On Thu, Jun 30, 2011 at 09:06, Heiko W.Rupp <hrupp(a)redhat.com> wrote:
Hey,
Am 30.06.2011 um 08:59 schrieb Andreas Veithen:
> I'm able to build the custom plugin against the 4.0.1 libs now. Thanks, Ian.
Wanna tell a bit more what you are doing?
Sure. We are using RHQ as a platform to monitor our WebSphere
environment (see also my previous mail on the dev list). Since the
support for WebSphere in RHQ is almost non existent, I have developed
a custom plugin for this. Right now we have the following features
working:
* Collection of PMI statistics from applications (response times,
request counts, etc.), data sources, J2C connection factories
(including JMS), SIBus destinations and thread pools.
* Resource discovery based on the persistent WebSphere configuration
(using a connection to the deployment manager).

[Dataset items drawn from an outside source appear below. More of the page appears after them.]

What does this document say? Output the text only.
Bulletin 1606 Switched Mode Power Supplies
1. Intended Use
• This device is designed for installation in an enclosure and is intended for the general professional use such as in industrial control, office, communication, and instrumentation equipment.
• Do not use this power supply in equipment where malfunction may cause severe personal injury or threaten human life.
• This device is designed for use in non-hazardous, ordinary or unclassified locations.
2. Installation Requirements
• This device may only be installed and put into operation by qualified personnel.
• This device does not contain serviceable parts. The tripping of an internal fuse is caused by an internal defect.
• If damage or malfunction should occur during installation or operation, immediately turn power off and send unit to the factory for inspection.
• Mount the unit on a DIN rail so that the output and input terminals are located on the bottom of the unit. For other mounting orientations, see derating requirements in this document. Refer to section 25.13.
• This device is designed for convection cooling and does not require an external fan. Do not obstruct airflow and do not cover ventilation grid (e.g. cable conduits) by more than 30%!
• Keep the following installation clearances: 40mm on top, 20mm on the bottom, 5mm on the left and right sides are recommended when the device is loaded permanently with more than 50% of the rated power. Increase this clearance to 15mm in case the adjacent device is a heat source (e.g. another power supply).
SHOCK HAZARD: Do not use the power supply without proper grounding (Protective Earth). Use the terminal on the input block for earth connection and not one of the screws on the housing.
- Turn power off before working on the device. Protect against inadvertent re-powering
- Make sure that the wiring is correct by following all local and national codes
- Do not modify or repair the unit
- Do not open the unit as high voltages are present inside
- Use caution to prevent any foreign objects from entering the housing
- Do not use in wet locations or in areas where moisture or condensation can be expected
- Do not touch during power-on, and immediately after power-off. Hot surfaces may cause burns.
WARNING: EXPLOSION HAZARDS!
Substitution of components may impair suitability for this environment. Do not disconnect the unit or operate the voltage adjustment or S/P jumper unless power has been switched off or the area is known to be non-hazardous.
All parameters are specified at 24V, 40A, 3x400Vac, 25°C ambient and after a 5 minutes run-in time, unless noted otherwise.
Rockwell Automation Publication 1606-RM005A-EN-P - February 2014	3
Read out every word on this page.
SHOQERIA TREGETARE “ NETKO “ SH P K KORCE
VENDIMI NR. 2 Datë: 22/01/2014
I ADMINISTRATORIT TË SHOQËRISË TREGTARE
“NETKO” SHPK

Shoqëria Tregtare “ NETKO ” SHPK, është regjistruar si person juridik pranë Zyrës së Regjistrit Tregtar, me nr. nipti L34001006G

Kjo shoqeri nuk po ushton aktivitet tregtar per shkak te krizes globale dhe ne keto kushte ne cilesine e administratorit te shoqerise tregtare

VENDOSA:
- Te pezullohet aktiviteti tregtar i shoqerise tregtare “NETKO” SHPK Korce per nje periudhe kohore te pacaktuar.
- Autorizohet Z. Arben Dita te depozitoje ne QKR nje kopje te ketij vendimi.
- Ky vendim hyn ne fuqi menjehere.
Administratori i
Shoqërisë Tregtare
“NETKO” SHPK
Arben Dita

* The plugin internally uses WebSphere APIs (which themselves are
mostly based on standard JMX APIs), but provides a compatibility layer
for EMS based plugins. This allows us to reuse the existing support
for JVM statistics in RHQ. We also tested this with another custom EMS
based plugin, but not yet with the existing Hibernate plugin.
* Remote capture of log events (i.e. log messages written to
SystemOut.log). This either uses a component (RasLoggingService)
available out of the box in WebSphere or a custom component that in
addition allows to link these log events to individual application
components (servlets or enterprise beans).
* Experimental support for retrieving statistics from DB2 and linking
them to data sources defined in WebSphere.
I started working on that plugin shortly before the 4.0 release, and
we are still using RHQ 3.0 right now (the plugin builds fine against
the 4.0 libraries but deployment fails). We are successfully using the
solution to monitor our WebSphere acceptance and production
environments, primarily in order to identify and investigate
performance issues. That is why the features of our plugin primarily
focus on collecting metrics, and to a lesser extent on support for
operations and configurations, which means that they are somewhat
orthogonal to the features (managing application configurations and
patching libraries) discussed about a month ago on the dev list.